Interesting question: Can (a==1 && a==2 && a==3) ever evaluate to true? In Java / in JavaScript?

JavaScript

In JavaScript we can achieve our goal by this way:


const a= {
    i : 1,
    toString : function () {
              return a.i++;
      }
}

if( a==1 && a==2 && a==3) {
      console.log(‘Hello World!’);
}

If you remember you == operator works you can create an object with custom toString or valueOf function that changes what if returns each time it was invoked.

Second thing helps you is casting types of input operands : if one operand is a number it will attempt to convert second operand to a number by first calling valueOf if it callable, and if it failed will call toString and try to cast result to a number.
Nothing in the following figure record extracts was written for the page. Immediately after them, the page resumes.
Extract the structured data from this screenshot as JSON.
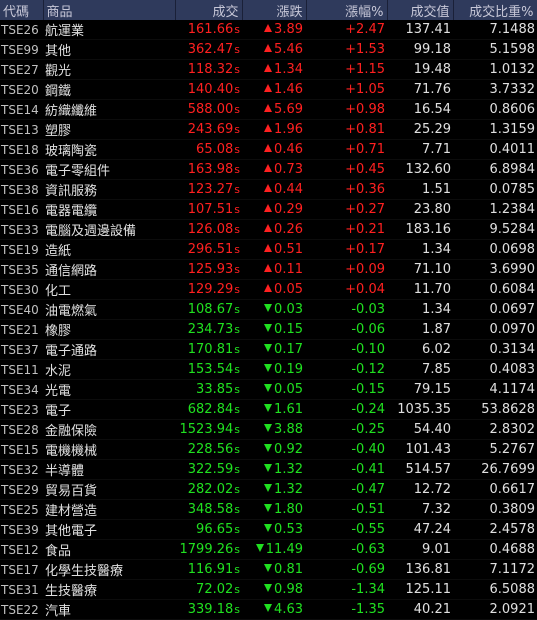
{
  "header": {
    "code": "代碼",
    "name": "商品",
    "price": "成交",
    "change": "漲跌",
    "pct": "漲幅%",
    "value": "成交值",
    "ratio": "成交比重%"
  },
  "price_suffix": "s",
  "colors": {
    "up": "#ff2020",
    "down": "#20e020",
    "header_bg": "#2f3a5c"
  },
  "rows": [
    {
      "code": "TSE26",
      "name": "航運業",
      "price": "161.66",
      "dir": "up",
      "change": "3.89",
      "pct": "+2.47",
      "value": "137.41",
      "ratio": "7.1488"
    },
    {
      "code": "TSE99",
      "name": "其他",
      "price": "362.47",
      "dir": "up",
      "change": "5.46",
      "pct": "+1.53",
      "value": "99.18",
      "ratio": "5.1598"
    },
    {
      "code": "TSE27",
      "name": "觀光",
      "price": "118.32",
      "dir": "up",
      "change": "1.34",
      "pct": "+1.15",
      "value": "19.48",
      "ratio": "1.0132"
    },
    {
      "code": "TSE20",
      "name": "鋼鐵",
      "price": "140.40",
      "dir": "up",
      "change": "1.46",
      "pct": "+1.05",
      "value": "71.76",
      "ratio": "3.7332"
    },
    {
      "code": "TSE14",
      "name": "紡織纖維",
      "price": "588.00",
      "dir": "up",
      "change": "5.69",
      "pct": "+0.98",
      "value": "16.54",
      "ratio": "0.8606"
    },
    {
      "code": "TSE13",
      "name": "塑膠",
      "price": "243.69",
      "dir": "up",
      "change": "1.96",
      "pct": "+0.81",
      "value": "25.29",
      "ratio": "1.3159"
    },
    {
      "code": "TSE18",
      "name": "玻璃陶瓷",
      "price": "65.08",
      "dir": "up",
      "change": "0.46",
      "pct": "+0.71",
      "value": "7.71",
      "ratio": "0.4011"
    },
    {
      "code": "TSE36",
      "name": "電子零組件",
      "price": "163.98",
      "dir": "up",
      "change": "0.73",
      "pct": "+0.45",
      "value": "132.60",
      "ratio": "6.8984"
    },
    {
      "code": "TSE38",
      "name": "資訊服務",
      "price": "123.27",
      "dir": "up",
      "change": "0.44",
      "pct": "+0.36",
      "value": "1.51",
      "ratio": "0.0785"
    },
    {
      "code": "TSE16",
      "name": "電器電纜",
      "price": "107.51",
      "dir": "up",
      "change": "0.29",
      "pct": "+0.27",
      "value": "23.80",
      "ratio": "1.2384"
    },
    {
      "code": "TSE33",
      "name": "電腦及週邊設備",
      "price": "126.08",
      "dir": "up",
      "change": "0.26",
      "pct": "+0.21",
      "value": "183.16",
      "ratio": "9.5284"
    },
    {
      "code": "TSE19",
      "name": "造紙",
      "price": "296.51",
      "dir": "up",
      "change": "0.51",
      "pct": "+0.17",
      "value": "1.34",
      "ratio": "0.0698"
    },
    {
      "code": "TSE35",
      "name": "通信網路",
      "price": "125.93",
      "dir": "up",
      "change": "0.11",
      "pct": "+0.09",
      "value": "71.10",
      "ratio": "3.6990"
    },
    {
      "code": "TSE30",
      "name": "化工",
      "price": "129.29",
      "dir": "up",
      "change": "0.05",
      "pct": "+0.04",
      "value": "11.70",
      "ratio": "0.6084"
    },
    {
      "code": "TSE40",
      "name": "油電燃氣",
      "price": "108.67",
      "dir": "down",
      "change": "0.03",
      "pct": "-0.03",
      "value": "1.34",
      "ratio": "0.0697"
    },
    {
      "code": "TSE21",
      "name": "橡膠",
      "price": "234.73",
      "dir": "down",
      "change": "0.15",
      "pct": "-0.06",
      "value": "1.87",
      "ratio": "0.0970"
    },
    {
      "code": "TSE37",
      "name": "電子通路",
      "price": "170.81",
      "dir": "down",
      "change": "0.17",
      "pct": "-0.10",
      "value": "6.02",
      "ratio": "0.3134"
    },
    {
      "code": "TSE11",
      "name": "水泥",
      "price": "153.54",
      "dir": "down",
      "change": "0.19",
      "pct": "-0.12",
      "value": "7.85",
      "ratio": "0.4083"
    },
    {
      "code": "TSE34",
      "name": "光電",
      "price": "33.85",
      "dir": "down",
      "change": "0.05",
      "pct": "-0.15",
      "value": "79.15",
      "ratio": "4.1174"
    },
    {
      "code": "TSE23",
      "name": "電子",
      "price": "682.84",
      "dir": "down",
      "change": "1.61",
      "pct": "-0.24",
      "value": "1035.35",
      "ratio": "53.8628"
    },
    {
      "code": "TSE28",
      "name": "金融保險",
      "price": "1523.94",
      "dir": "down",
      "change": "3.88",
      "pct": "-0.25",
      "value": "54.40",
      "ratio": "2.8302"
    },
    {
      "code": "TSE15",
      "name": "電機機械",
      "price": "228.56",
      "dir": "down",
      "change": "0.92",
      "pct": "-0.40",
      "value": "101.43",
      "ratio": "5.2767"
    },
    {
      "code": "TSE32",
      "name": "半導體",
      "price": "322.59",
      "dir": "down",
      "change": "1.32",
      "pct": "-0.41",
      "value": "514.57",
      "ratio": "26.7699"
    },
    {
      "code": "TSE29",
      "name": "貿易百貨",
      "price": "282.02",
      "dir": "down",
      "change": "1.32",
      "pct": "-0.47",
      "value": "12.72",
      "ratio": "0.6617"
    },
    {
      "code": "TSE25",
      "name": "建材營造",
      "price": "348.58",
      "dir": "down",
      "change": "1.80",
      "pct": "-0.51",
      "value": "7.32",
      "ratio": "0.3809"
    },
    {
      "code": "TSE39",
      "name": "其他電子",
      "price": "96.65",
      "dir": "down",
      "change": "0.53",
      "pct": "-0.55",
      "value": "47.24",
      "ratio": "2.4578"
    },
    {
      "code": "TSE12",
      "name": "食品",
      "price": "1799.26",
      "dir": "down",
      "change": "11.49",
      "pct": "-0.63",
      "value": "9.01",
      "ratio": "0.4688"
    },
    {
      "code": "TSE17",
      "name": "化學生技醫療",
      "price": "116.91",
      "dir": "down",
      "change": "0.81",
      "pct": "-0.69",
      "value": "136.81",
      "ratio": "7.1172"
    },
    {
      "code": "TSE31",
      "name": "生技醫療",
      "price": "72.02",
      "dir": "down",
      "change": "0.98",
      "pct": "-1.34",
      "value": "125.11",
      "ratio": "6.5088"
    },
    {
      "code": "TSE22",
      "name": "汽車",
      "price": "339.18",
      "dir": "down",
      "change": "4.63",
      "pct": "-1.35",
      "value": "40.21",
      "ratio": "2.0921"
    }
  ]
}
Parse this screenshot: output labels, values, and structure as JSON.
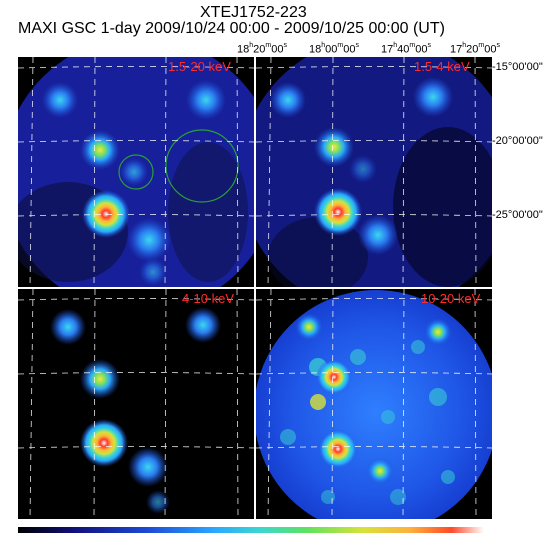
{
  "header": {
    "object": "XTEJ1752-223",
    "subtitle": "MAXI GSC 1-day 2009/10/24 00:00 - 2009/10/25 00:00 (UT)"
  },
  "axes": {
    "ra_ticks": [
      "18h20m00s",
      "18h00m00s",
      "17h40m00s",
      "17h20m00s"
    ],
    "dec_ticks": [
      "-15°00'00\"",
      "-20°00'00\"",
      "-25°00'00\""
    ]
  },
  "panels": [
    {
      "energy_label": "1.5-20 keV"
    },
    {
      "energy_label": "1.5-4 keV"
    },
    {
      "energy_label": "4-10 keV"
    },
    {
      "energy_label": "10-20 keV"
    }
  ],
  "colors": {
    "background": "#000000",
    "grid": "#ffffff",
    "label": "#ff2a2a",
    "circle": "#2a9d3a"
  }
}
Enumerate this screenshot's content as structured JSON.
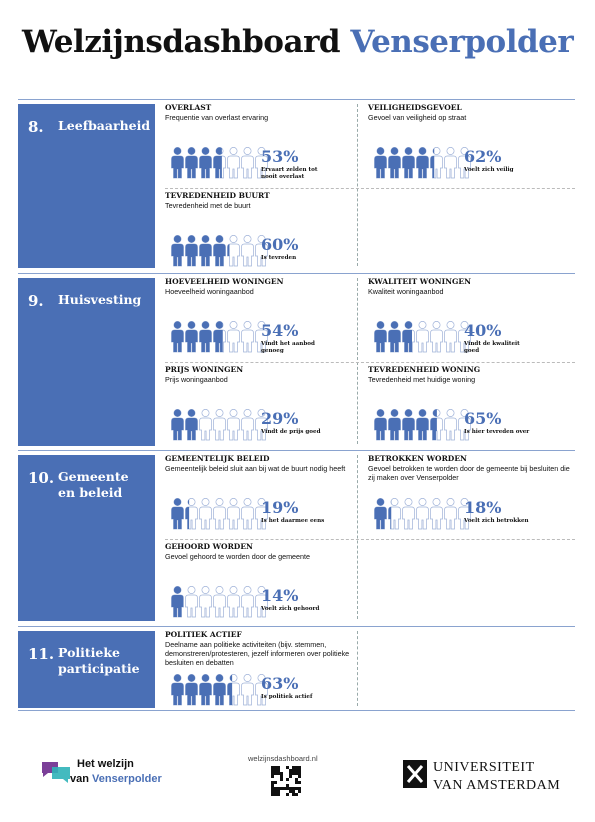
{
  "header": {
    "title": "Welzijnsdashboard",
    "title_highlight": "Venserpolder"
  },
  "sections": [
    {
      "number": "8.",
      "title": "Leefbaarheid",
      "items": [
        {
          "title": "OVERLAST",
          "subtitle": "Frequentie van overlast ervaring",
          "percent": 53,
          "percent_label": "53%",
          "caption": "Ervaart zelden tot nooit overlast"
        },
        {
          "title": "VEILIGHEIDSGEVOEL",
          "subtitle": "Gevoel van veiligheid op straat",
          "percent": 62,
          "percent_label": "62%",
          "caption": "Voelt zich veilig"
        },
        {
          "title": "TEVREDENHEID BUURT",
          "subtitle": "Tevredenheid met de buurt",
          "percent": 60,
          "percent_label": "60%",
          "caption": "Is tevreden"
        }
      ]
    },
    {
      "number": "9.",
      "title": "Huisvesting",
      "items": [
        {
          "title": "HOEVEELHEID WONINGEN",
          "subtitle": "Hoeveelheid woningaanbod",
          "percent": 54,
          "percent_label": "54%",
          "caption": "Vindt het aanbod genoeg"
        },
        {
          "title": "KWALITEIT WONINGEN",
          "subtitle": "Kwaliteit woningaanbod",
          "percent": 40,
          "percent_label": "40%",
          "caption": "Vindt de kwaliteit goed"
        },
        {
          "title": "PRIJS WONINGEN",
          "subtitle": "Prijs woningaanbod",
          "percent": 29,
          "percent_label": "29%",
          "caption": "Vindt de prijs goed"
        },
        {
          "title": "TEVREDENHEID WONING",
          "subtitle": "Tevredenheid met huidige woning",
          "percent": 65,
          "percent_label": "65%",
          "caption": "Is hier tevreden over"
        }
      ]
    },
    {
      "number": "10.",
      "title": "Gemeente en beleid",
      "items": [
        {
          "title": "GEMEENTELIJK BELEID",
          "subtitle": "Gemeentelijk beleid sluit aan bij wat de buurt nodig heeft",
          "percent": 19,
          "percent_label": "19%",
          "caption": "Is het daarmee eens"
        },
        {
          "title": "BETROKKEN WORDEN",
          "subtitle": "Gevoel betrokken te worden door de gemeente bij besluiten die zij maken over Venserpolder",
          "percent": 18,
          "percent_label": "18%",
          "caption": "Voelt zich betrokken"
        },
        {
          "title": "GEHOORD WORDEN",
          "subtitle": "Gevoel gehoord te worden door de gemeente",
          "percent": 14,
          "percent_label": "14%",
          "caption": "Voelt zich gehoord"
        }
      ]
    },
    {
      "number": "11.",
      "title": "Politieke participatie",
      "items": [
        {
          "title": "POLITIEK ACTIEF",
          "subtitle": "Deelname aan politieke activiteiten (bijv. stemmen, demonstreren/protesteren, jezelf informeren over politieke besluiten en debatten",
          "percent": 63,
          "percent_label": "63%",
          "caption": "Is politiek actief"
        }
      ]
    }
  ],
  "footer": {
    "logo_line1": "Het welzijn",
    "logo_line2": "van",
    "logo_line2_highlight": "Venserpolder",
    "url": "welzijnsdashboard.nl",
    "university_line1": "UNIVERSITEIT",
    "university_line2": "VAN AMSTERDAM"
  }
}
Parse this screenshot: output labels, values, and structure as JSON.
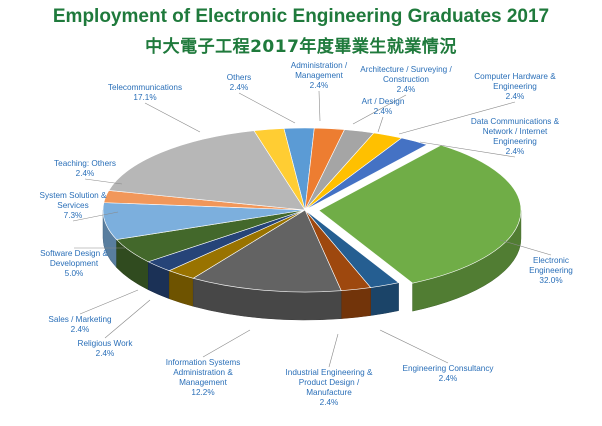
{
  "title": "Employment of Electronic Engineering Graduates 2017",
  "subtitle": "中大電子工程2017年度畢業生就業情況",
  "chart_data": {
    "type": "pie",
    "style": "3d exploded pie",
    "title": "Employment of Electronic Engineering Graduates 2017",
    "subtitle": "中大電子工程2017年度畢業生就業情況",
    "unit": "%",
    "slices": [
      {
        "label": "Administration / Management",
        "value": 2.4,
        "display": "2.4%",
        "color": "#5b9bd5"
      },
      {
        "label": "Architecture / Surveying / Construction",
        "value": 2.4,
        "display": "2.4%",
        "color": "#ed7d31"
      },
      {
        "label": "Art / Design",
        "value": 2.4,
        "display": "2.4%",
        "color": "#a5a5a5"
      },
      {
        "label": "Computer Hardware & Engineering",
        "value": 2.4,
        "display": "2.4%",
        "color": "#ffc000"
      },
      {
        "label": "Data Communications & Network / Internet Engineering",
        "value": 2.4,
        "display": "2.4%",
        "color": "#4472c4"
      },
      {
        "label": "Electronic Engineering",
        "value": 32.0,
        "display": "32.0%",
        "color": "#70ad47"
      },
      {
        "label": "Engineering Consultancy",
        "value": 2.4,
        "display": "2.4%",
        "color": "#255e91"
      },
      {
        "label": "Industrial Engineering & Product Design / Manufacture",
        "value": 2.4,
        "display": "2.4%",
        "color": "#9e480e"
      },
      {
        "label": "Information Systems Administration & Management",
        "value": 12.2,
        "display": "12.2%",
        "color": "#636363"
      },
      {
        "label": "Religious Work",
        "value": 2.4,
        "display": "2.4%",
        "color": "#997300"
      },
      {
        "label": "Sales / Marketing",
        "value": 2.4,
        "display": "2.4%",
        "color": "#264478"
      },
      {
        "label": "Software Design & Development",
        "value": 5.0,
        "display": "5.0%",
        "color": "#43682b"
      },
      {
        "label": "System Solution & Services",
        "value": 7.3,
        "display": "7.3%",
        "color": "#7cafdd"
      },
      {
        "label": "Teaching: Others",
        "value": 2.4,
        "display": "2.4%",
        "color": "#f1975a"
      },
      {
        "label": "Telecommunications",
        "value": 17.1,
        "display": "17.1%",
        "color": "#b7b7b7"
      },
      {
        "label": "Others",
        "value": 2.4,
        "display": "2.4%",
        "color": "#ffcd33"
      }
    ]
  },
  "label_text": [
    {
      "lines": [
        "Administration /",
        "Management",
        "2.4%"
      ]
    },
    {
      "lines": [
        "Architecture / Surveying /",
        "Construction",
        "2.4%"
      ]
    },
    {
      "lines": [
        "Art / Design",
        "2.4%"
      ]
    },
    {
      "lines": [
        "Computer Hardware &",
        "Engineering",
        "2.4%"
      ]
    },
    {
      "lines": [
        "Data Communications &",
        "Network / Internet",
        "Engineering",
        "2.4%"
      ]
    },
    {
      "lines": [
        "Electronic",
        "Engineering",
        "32.0%"
      ]
    },
    {
      "lines": [
        "Engineering Consultancy",
        "2.4%"
      ]
    },
    {
      "lines": [
        "Industrial Engineering &",
        "Product Design /",
        "Manufacture",
        "2.4%"
      ]
    },
    {
      "lines": [
        "Information Systems",
        "Administration &",
        "Management",
        "12.2%"
      ]
    },
    {
      "lines": [
        "Religious Work",
        "2.4%"
      ]
    },
    {
      "lines": [
        "Sales / Marketing",
        "2.4%"
      ]
    },
    {
      "lines": [
        "Software Design &",
        "Development",
        "5.0%"
      ]
    },
    {
      "lines": [
        "System Solution &",
        "Services",
        "7.3%"
      ]
    },
    {
      "lines": [
        "Teaching: Others",
        "2.4%"
      ]
    },
    {
      "lines": [
        "Telecommunications",
        "17.1%"
      ]
    },
    {
      "lines": [
        "Others",
        "2.4%"
      ]
    }
  ]
}
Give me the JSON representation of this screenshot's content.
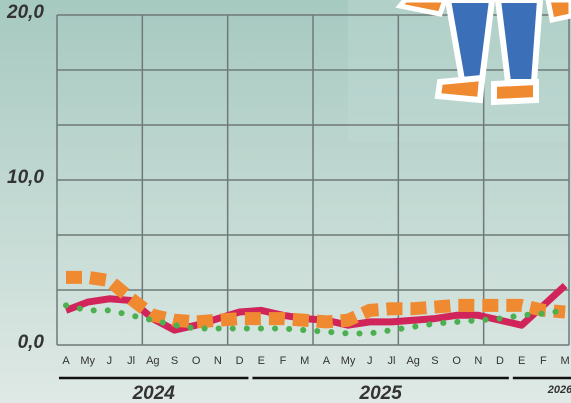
{
  "chart_data": {
    "type": "line",
    "groups": [
      {
        "name": "2024",
        "categories": [
          "A",
          "My",
          "J",
          "Jl",
          "Ag",
          "S",
          "O",
          "N",
          "D"
        ]
      },
      {
        "name": "2025",
        "categories": [
          "E",
          "F",
          "M",
          "A",
          "My",
          "J",
          "Jl",
          "Ag",
          "S",
          "O",
          "N",
          "D"
        ]
      },
      {
        "name": "2026",
        "categories": [
          "E",
          "F",
          "M"
        ]
      }
    ],
    "series": [
      {
        "color": "#d0245a",
        "style": "solid",
        "values": [
          2.1,
          2.6,
          2.8,
          2.7,
          1.6,
          0.9,
          1.2,
          1.6,
          2.0,
          2.1,
          1.8,
          1.6,
          1.5,
          1.2,
          1.4,
          1.4,
          1.5,
          1.6,
          1.8,
          1.8,
          1.5,
          1.2,
          2.4,
          3.6
        ]
      },
      {
        "color": "#f08a30",
        "style": "dashed",
        "values": [
          4.1,
          4.1,
          3.9,
          2.8,
          1.8,
          1.5,
          1.4,
          1.5,
          1.6,
          1.6,
          1.6,
          1.5,
          1.4,
          1.5,
          2.1,
          2.2,
          2.2,
          2.3,
          2.4,
          2.4,
          2.4,
          2.4,
          2.1,
          2.0
        ]
      },
      {
        "color": "#4caf50",
        "style": "dotted",
        "values": [
          2.4,
          2.1,
          2.1,
          1.8,
          1.5,
          1.2,
          1.0,
          1.0,
          1.0,
          1.0,
          1.0,
          0.9,
          0.8,
          0.7,
          0.7,
          0.9,
          1.1,
          1.3,
          1.4,
          1.5,
          1.6,
          1.8,
          1.9,
          2.1
        ]
      }
    ],
    "ylim": [
      0,
      20
    ],
    "yticks": [
      {
        "value": 0,
        "label": "0,0"
      },
      {
        "value": 10,
        "label": "10,0"
      },
      {
        "value": 20,
        "label": "20,0"
      }
    ],
    "minor_yticks": [
      3.33,
      6.67,
      13.33,
      16.67
    ],
    "grid": true
  }
}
If you see using toString gives the same result but longer path then valueOf.

Java

In Java we can achieve the same result using multiple threads.


public class Test{      
       private volatile int a;

       public void start(){
               new Thread(this::test).start();
               new Thread(this::change).start();
        }

        public void test(){
            while(true) {
                  if (a==1 && a==2 && a==3) System.out.println(“Success”);
               }
        }

        public void change(){
               while(true){
                      for(int i =1; i<4; i++) a=i;
                }
         }

        public static void main(String[] args){
               new Test.start();
        }
}

Without volatile key word the compiler is allowed to cache a variable or replace the if statement with if(false). With volatile key word you will get Success always.